ミャンマー、インレー湖・蓮の布

インレー湖の蓮の茎で作った生地

蓮の茎から取った繊維をつなぎ合わせて糸にし、それを織って生地にする…そんな気が遠くなるような伝統を継承しているインレー湖の女性たち。

日本にも本州全域で作られていた藤布や葛の蔓から取った繊維で作る葛布がありますが、蓮の生地に出会ったのは初めてミャンマーに行った時のインレー湖にて。

ヤンゴンから北へ約580km。当時浮島で湖上生活をしているのは地球上でチチカカ湖とインレー湖だけ、と聞きました。買い物、学校、食堂、住まい、畑も全て水の上。お隣さんと喧嘩したら長い棒を使って自分の浮島ごと漕ぎさればいいのさ!とガイドのお兄さん。ですが、近年水深が浅くなってしまい湖上生活に支障が出ている、とも聞きました。

それもすでに10年以上前。今はどうなっているのかな。

背の高い蓮がそこらここらに咲いています。
蓮の茎を束ね、水面に浮かせて保存。一定期間そのままにしておき、いざ加工!
元々はこのような茎です。
作業する場所はいたってシンプル。表の薄皮を取り、一定の長さで茎を切って引っ張りながら中の繊維を手作業で取り出して糸をにします。
日本人としては、なんとなく伽羅蕗を作る時の下準備の工程を思い出しつつ。少しづつ。少しづつ。粘り気のある細い繊維を引っ張り出しながら縒り合わせて糸状にします。

一節切って、糸にして…ミリ単位で進めてゆく果てしない作業を経て、美しい布が出来上がる工程のほんの一部を覗き見ただけですが、シンプルな布の中に繊細な手仕事と湖上で生き抜いて来た人々、そして自然の力強さを感じました。

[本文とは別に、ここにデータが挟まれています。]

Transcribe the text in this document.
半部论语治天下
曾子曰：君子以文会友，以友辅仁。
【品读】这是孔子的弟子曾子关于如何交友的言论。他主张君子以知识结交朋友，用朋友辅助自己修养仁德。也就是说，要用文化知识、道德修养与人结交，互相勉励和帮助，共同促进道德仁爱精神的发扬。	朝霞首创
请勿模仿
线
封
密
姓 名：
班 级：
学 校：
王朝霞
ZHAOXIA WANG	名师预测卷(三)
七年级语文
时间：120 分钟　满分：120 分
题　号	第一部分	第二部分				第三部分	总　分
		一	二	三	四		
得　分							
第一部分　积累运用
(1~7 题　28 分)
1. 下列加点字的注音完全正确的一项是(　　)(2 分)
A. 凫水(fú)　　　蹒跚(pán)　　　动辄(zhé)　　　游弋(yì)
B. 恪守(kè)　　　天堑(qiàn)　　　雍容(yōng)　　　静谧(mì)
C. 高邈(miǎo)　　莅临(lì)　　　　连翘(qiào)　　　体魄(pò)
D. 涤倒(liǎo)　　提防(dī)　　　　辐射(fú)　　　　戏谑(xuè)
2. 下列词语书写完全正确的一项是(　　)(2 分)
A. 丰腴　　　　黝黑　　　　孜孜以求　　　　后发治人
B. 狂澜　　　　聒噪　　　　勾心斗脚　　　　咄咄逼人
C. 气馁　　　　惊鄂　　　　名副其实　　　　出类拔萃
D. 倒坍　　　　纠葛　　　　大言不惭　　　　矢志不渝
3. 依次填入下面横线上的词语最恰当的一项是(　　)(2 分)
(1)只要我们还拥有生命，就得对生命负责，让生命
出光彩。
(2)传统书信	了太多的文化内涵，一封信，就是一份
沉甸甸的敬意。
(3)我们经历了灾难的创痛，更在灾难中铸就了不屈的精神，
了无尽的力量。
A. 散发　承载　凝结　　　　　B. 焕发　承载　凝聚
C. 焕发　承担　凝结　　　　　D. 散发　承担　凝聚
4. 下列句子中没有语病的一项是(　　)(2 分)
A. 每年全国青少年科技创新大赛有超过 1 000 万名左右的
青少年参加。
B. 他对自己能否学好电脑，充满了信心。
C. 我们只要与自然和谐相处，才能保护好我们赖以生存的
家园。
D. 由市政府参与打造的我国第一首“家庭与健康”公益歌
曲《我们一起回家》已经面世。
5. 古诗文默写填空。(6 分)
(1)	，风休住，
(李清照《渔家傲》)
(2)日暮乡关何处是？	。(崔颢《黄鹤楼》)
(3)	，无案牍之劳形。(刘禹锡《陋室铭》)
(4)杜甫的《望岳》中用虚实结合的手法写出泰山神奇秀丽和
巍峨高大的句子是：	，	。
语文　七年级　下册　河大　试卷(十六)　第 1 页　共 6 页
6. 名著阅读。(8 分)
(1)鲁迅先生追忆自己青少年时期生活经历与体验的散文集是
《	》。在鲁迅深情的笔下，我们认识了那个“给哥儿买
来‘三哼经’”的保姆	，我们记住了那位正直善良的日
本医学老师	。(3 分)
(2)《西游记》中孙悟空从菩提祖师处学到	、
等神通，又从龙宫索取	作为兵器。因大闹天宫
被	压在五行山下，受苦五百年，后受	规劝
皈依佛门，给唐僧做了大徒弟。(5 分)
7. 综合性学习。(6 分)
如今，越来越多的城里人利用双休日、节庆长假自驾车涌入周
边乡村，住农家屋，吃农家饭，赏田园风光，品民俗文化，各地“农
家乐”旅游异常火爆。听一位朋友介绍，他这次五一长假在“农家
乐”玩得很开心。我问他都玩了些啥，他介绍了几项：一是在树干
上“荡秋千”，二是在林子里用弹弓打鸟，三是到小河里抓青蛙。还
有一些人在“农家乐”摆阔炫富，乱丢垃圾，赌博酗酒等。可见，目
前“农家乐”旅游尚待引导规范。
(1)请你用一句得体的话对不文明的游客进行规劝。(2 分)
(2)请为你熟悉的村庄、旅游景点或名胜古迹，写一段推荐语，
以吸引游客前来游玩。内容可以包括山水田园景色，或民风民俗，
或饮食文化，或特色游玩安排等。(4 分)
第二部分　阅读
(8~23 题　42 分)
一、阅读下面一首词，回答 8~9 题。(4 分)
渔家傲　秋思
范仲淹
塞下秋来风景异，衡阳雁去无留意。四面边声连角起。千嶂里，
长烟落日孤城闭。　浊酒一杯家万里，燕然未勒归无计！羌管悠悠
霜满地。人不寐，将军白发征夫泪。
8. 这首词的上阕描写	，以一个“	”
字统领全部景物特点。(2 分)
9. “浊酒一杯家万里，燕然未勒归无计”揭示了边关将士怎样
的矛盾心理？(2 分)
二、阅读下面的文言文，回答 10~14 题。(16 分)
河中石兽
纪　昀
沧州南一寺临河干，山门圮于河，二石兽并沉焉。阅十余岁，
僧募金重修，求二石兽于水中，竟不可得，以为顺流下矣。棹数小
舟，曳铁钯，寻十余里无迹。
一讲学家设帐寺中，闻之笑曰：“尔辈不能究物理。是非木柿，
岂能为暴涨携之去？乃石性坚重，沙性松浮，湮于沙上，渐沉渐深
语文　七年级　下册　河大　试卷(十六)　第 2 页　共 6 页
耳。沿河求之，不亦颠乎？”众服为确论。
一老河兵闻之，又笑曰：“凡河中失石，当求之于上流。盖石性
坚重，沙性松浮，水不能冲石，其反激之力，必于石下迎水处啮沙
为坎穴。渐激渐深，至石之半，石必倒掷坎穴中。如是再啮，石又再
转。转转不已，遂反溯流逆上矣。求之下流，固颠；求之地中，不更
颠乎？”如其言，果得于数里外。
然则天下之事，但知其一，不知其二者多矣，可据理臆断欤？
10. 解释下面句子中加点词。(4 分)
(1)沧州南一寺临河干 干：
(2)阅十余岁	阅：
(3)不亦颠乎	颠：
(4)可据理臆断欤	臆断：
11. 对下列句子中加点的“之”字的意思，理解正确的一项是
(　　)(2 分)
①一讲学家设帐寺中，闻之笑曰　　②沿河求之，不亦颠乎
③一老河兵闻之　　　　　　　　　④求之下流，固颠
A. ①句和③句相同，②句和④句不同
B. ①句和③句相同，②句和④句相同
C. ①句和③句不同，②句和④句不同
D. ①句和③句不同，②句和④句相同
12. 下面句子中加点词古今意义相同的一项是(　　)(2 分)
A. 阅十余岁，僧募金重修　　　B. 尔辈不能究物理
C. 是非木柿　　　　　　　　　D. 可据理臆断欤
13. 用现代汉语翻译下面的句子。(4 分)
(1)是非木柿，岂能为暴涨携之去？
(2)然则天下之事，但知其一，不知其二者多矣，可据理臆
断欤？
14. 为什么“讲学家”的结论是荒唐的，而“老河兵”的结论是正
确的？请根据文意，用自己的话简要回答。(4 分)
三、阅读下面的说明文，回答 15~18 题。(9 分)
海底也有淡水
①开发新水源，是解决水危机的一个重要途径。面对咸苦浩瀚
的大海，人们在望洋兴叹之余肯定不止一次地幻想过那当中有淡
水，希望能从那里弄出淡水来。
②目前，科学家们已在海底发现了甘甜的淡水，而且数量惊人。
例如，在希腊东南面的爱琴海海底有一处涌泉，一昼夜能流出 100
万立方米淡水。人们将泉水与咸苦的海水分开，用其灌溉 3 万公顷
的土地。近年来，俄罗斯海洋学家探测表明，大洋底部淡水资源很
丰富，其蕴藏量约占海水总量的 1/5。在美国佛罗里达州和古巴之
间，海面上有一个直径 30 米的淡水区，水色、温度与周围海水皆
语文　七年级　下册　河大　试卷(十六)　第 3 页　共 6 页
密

喉を潤すのはミネラルウォーター。だけれど、水瓶は縄文時代のような…タイムスリップ感!

工房の中は心ときめく物でいっぱいでした!

*自然布にご興味があるようでしたら… 東京・自由が丘にある「岩立フォークテキスタイルミュージアム」で見つけた「日本の自然布 〜土から生まれ、土へと還るもの〜」という、小野健太氏が書かれた冊子が、日本全国の古代織りを写真と共に説明されていて大変興味深かったです!